Herkes buradaydı. Ciddiyim. Birinci sınıflar bile vardı. Ve bu son sınıfların mezuniyetiydi. Denize yakın bir kır alanında planlanan büyük organizasyonu yöneten kişiye lanetler yağdırdım zorlukla yürürken. Jongdae'nin yanına bile giderken metrekare başına üç kişi çarpıp duruyordu bana. Bizi buraya sürüklediği için Baekhyun'u da lanetledim. Ve iyi saklanamadığı için Chanyeol'u. Ve onu iyi saklayamadığı için Jongin'i. Ve Baekhyun'a itiraz etme zahmetine bile girmeyen Jongdae'yi. Ölü taklidini beceremediğim için kendimi.
Chanyeol onun kendisine ait olduğunu herkese kanıtlamak istercesine boynuna yapışmış dans eden Baekhyun'a memnuniyetle ayak uyduruyordu. Dans pistinin odak noktasıydılar o an. Baekhyun'un saçma kıskançlıklarına alışmış olsam da Chanyeol'a karşı bu korumacı tavrı beni hala şaşırtıyordu. Chanyeol'un Baekhyun'a bakışını bile gören herhangi biri zaten onun sevgilisinden başkasına bakmayacağını anlardı. Ama bu Byun Baekhyun'du. O her şeyden emin olmak isterdi. Bu yüzden de gelir gelmez yaptığı ilk şey Chanyeol'u kalabalığa çekiştirip dans etmeye başlamaktı. Yaklaşık iki saattir orada olmamıza rağmen neredeyse hiç dinlenmemişlerdi bile.

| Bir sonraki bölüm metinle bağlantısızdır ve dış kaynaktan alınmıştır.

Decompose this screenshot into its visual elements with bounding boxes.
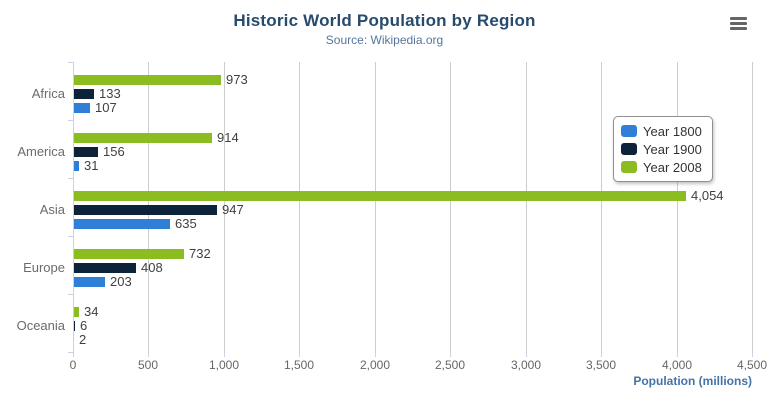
category-label: America	[17, 144, 65, 159]
x-axis-tick	[601, 352, 602, 357]
x-axis-tick	[375, 352, 376, 357]
legend-swatch-icon	[621, 143, 637, 155]
data-label: 107	[95, 100, 117, 115]
gridline	[526, 62, 527, 352]
data-label: 2	[79, 332, 87, 347]
chart-title: Historic World Population by Region	[233, 11, 536, 30]
bar-year-2008[interactable]	[74, 75, 221, 85]
legend-item-year-2008[interactable]: Year 2008	[621, 158, 702, 176]
data-label: 914	[217, 130, 239, 145]
bar-year-1900[interactable]	[74, 205, 217, 215]
bar-year-1800[interactable]	[74, 103, 90, 113]
gridline	[450, 62, 451, 352]
x-axis-tick-label: 2,000	[359, 358, 391, 372]
x-axis-tick-label: 500	[137, 358, 159, 372]
category-axis-tick	[68, 352, 73, 353]
data-label: 732	[189, 246, 211, 261]
data-label: 947	[222, 202, 244, 217]
legend-label: Year 1800	[643, 123, 702, 139]
x-axis-tick-label: 4,500	[736, 358, 768, 372]
gridline	[375, 62, 376, 352]
gridline	[299, 62, 300, 352]
category-axis-tick	[68, 62, 73, 63]
gridline	[601, 62, 602, 352]
bar-year-2008[interactable]	[74, 249, 184, 259]
category-label: Africa	[31, 86, 65, 101]
data-label: 4,054	[691, 188, 724, 203]
category-axis-tick	[68, 294, 73, 295]
x-axis-tick	[752, 352, 753, 357]
x-axis-tick	[299, 352, 300, 357]
legend-swatch-icon	[621, 161, 637, 173]
gridline	[677, 62, 678, 352]
gridline	[752, 62, 753, 352]
category-axis-tick	[68, 236, 73, 237]
bar-year-1800[interactable]	[74, 219, 170, 229]
bar-year-1900[interactable]	[74, 147, 98, 157]
data-label: 635	[175, 216, 197, 231]
bar-year-2008[interactable]	[74, 191, 686, 201]
data-label: 6	[80, 318, 88, 333]
legend-item-year-1900[interactable]: Year 1900	[621, 140, 702, 158]
category-label: Europe	[23, 260, 65, 275]
bar-year-2008[interactable]	[74, 133, 212, 143]
legend-swatch-icon	[621, 125, 637, 137]
x-axis-tick-label: 1,500	[283, 358, 315, 372]
x-axis-tick	[148, 352, 149, 357]
x-axis-tick-label: 4,000	[661, 358, 693, 372]
category-label: Oceania	[16, 318, 65, 333]
legend-label: Year 1900	[643, 141, 702, 157]
legend-item-year-1800[interactable]: Year 1800	[621, 122, 702, 140]
bar-year-1900[interactable]	[74, 321, 75, 331]
x-axis-tick	[73, 352, 74, 357]
legend-label: Year 2008	[643, 159, 702, 175]
data-label: 156	[103, 144, 125, 159]
hamburger-menu-icon[interactable]	[730, 17, 747, 30]
bar-year-1800[interactable]	[74, 277, 105, 287]
x-axis-title: Population (millions)	[633, 374, 752, 388]
x-axis-tick	[677, 352, 678, 357]
category-axis-tick	[68, 120, 73, 121]
bar-year-2008[interactable]	[74, 307, 79, 317]
category-axis-line	[73, 62, 74, 352]
x-axis-tick	[526, 352, 527, 357]
legend: Year 1800 Year 1900 Year 2008	[613, 116, 713, 182]
chart-subtitle: Source: Wikipedia.org	[325, 33, 444, 47]
x-axis-tick	[450, 352, 451, 357]
data-label: 133	[99, 86, 121, 101]
x-axis-tick	[224, 352, 225, 357]
data-label: 203	[110, 274, 132, 289]
category-axis-tick	[68, 178, 73, 179]
data-label: 31	[84, 158, 99, 173]
x-axis-tick-label: 3,500	[585, 358, 617, 372]
bar-year-1900[interactable]	[74, 89, 94, 99]
x-axis-tick-label: 3,000	[510, 358, 542, 372]
bar-year-1900[interactable]	[74, 263, 136, 273]
x-axis-tick-label: 1,000	[208, 358, 240, 372]
category-label: Asia	[39, 202, 65, 217]
data-label: 34	[84, 304, 99, 319]
gridline	[224, 62, 225, 352]
x-axis-tick-label: 2,500	[434, 358, 466, 372]
data-label: 408	[141, 260, 163, 275]
data-label: 973	[226, 72, 248, 87]
x-axis-tick-label: 0	[69, 358, 77, 372]
bar-year-1800[interactable]	[74, 161, 79, 171]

Işıklandırma ve hoparlör konusunda oldukça cömert davranılan alanda hemen herkes ayaktaydı. Kimi gelişi güzel oraya buraya yerleştirilmiş masaların yanında kimi ise pistte dans ediyordu. Çok az kişi çimlere çökmüş su gibi alkol tüketiyordu. Rezil bir partinin içine düşüvermiştim.
Bir köşedeki masanın önünde sağa sola sallanıp müziğe ayak uyduran Jongdae'nin yanına yanaşıp kulağına eğildim. Bir yandan da etrafa göz gezdiriyordum.
''Jongin nerde?''
Ben tuvalete gitmeden önce ikisinin yan yana olduğundan emindim. Jongdae kaşlarını çatıp bana biraz daha yaklaşınca biraz daha yüksek sesle tekrar ettim. Dalgın dalgın bir süre dans edenlerden gözlerini ayırmadı önce. Sonra da kafasıyla bir köşeyi işaret etti.

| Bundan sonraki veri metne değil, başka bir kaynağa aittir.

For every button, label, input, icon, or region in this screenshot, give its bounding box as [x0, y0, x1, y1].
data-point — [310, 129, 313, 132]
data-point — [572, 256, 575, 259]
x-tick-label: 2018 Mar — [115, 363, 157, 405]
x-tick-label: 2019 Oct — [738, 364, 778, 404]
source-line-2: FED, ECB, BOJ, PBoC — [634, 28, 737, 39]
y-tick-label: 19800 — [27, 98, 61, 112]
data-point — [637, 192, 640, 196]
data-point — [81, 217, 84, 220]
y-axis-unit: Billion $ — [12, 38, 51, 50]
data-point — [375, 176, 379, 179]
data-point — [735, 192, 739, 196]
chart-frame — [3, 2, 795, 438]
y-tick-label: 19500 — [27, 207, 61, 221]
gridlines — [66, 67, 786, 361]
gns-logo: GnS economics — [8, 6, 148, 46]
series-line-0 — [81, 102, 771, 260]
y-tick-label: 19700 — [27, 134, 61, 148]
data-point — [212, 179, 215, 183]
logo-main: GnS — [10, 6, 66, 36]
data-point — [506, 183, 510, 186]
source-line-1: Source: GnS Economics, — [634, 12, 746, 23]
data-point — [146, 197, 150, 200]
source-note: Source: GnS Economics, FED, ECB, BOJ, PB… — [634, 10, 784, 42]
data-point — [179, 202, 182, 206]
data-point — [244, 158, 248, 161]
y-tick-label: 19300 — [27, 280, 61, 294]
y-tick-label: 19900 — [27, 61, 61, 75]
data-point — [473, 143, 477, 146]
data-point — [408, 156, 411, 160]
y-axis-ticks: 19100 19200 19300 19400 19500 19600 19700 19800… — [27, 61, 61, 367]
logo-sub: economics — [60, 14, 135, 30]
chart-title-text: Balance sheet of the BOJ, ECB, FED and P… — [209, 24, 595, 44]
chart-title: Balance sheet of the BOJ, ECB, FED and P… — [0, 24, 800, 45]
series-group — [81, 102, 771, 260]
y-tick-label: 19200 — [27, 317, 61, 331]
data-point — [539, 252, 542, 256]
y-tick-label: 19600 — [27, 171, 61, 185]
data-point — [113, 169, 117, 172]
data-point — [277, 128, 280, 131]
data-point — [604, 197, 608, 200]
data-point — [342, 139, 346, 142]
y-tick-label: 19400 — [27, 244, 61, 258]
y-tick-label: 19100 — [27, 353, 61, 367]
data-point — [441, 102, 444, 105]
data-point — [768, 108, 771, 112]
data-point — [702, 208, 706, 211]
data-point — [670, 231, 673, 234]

Gösterdiği yere dönünce Jongin'i bir kızla konuşurken gördüm. Sarı boyalı saçları, minicik etek boyu olan kırmızı elbiseli kızı görebilmek için gözlerimi kıstım biraz. Aydınlatma oldukça fazlaydı bu nedenle onu görmekte sıkıntı yaşamadım.
Kızı daha önce hiç görmemiştim. Okulda müdür yüzünden saçı boyalı çok az kişi vardı ve ben sarı saçlı bir kız olduğunu hatırlamıyordum. Büyük ihtimalle partideki birinin tanıdığı falan olmalıydı. Kızın rahat bir tavırla iki elinde de birer şişe bira taşıyan Jongin'le konuşması birazcık sinirlendirmişti beni. Ne vardı da durup dururken tanımadığı etmediği biriyle konuşuyordu? Hem de gülüşüyorlardı bir de?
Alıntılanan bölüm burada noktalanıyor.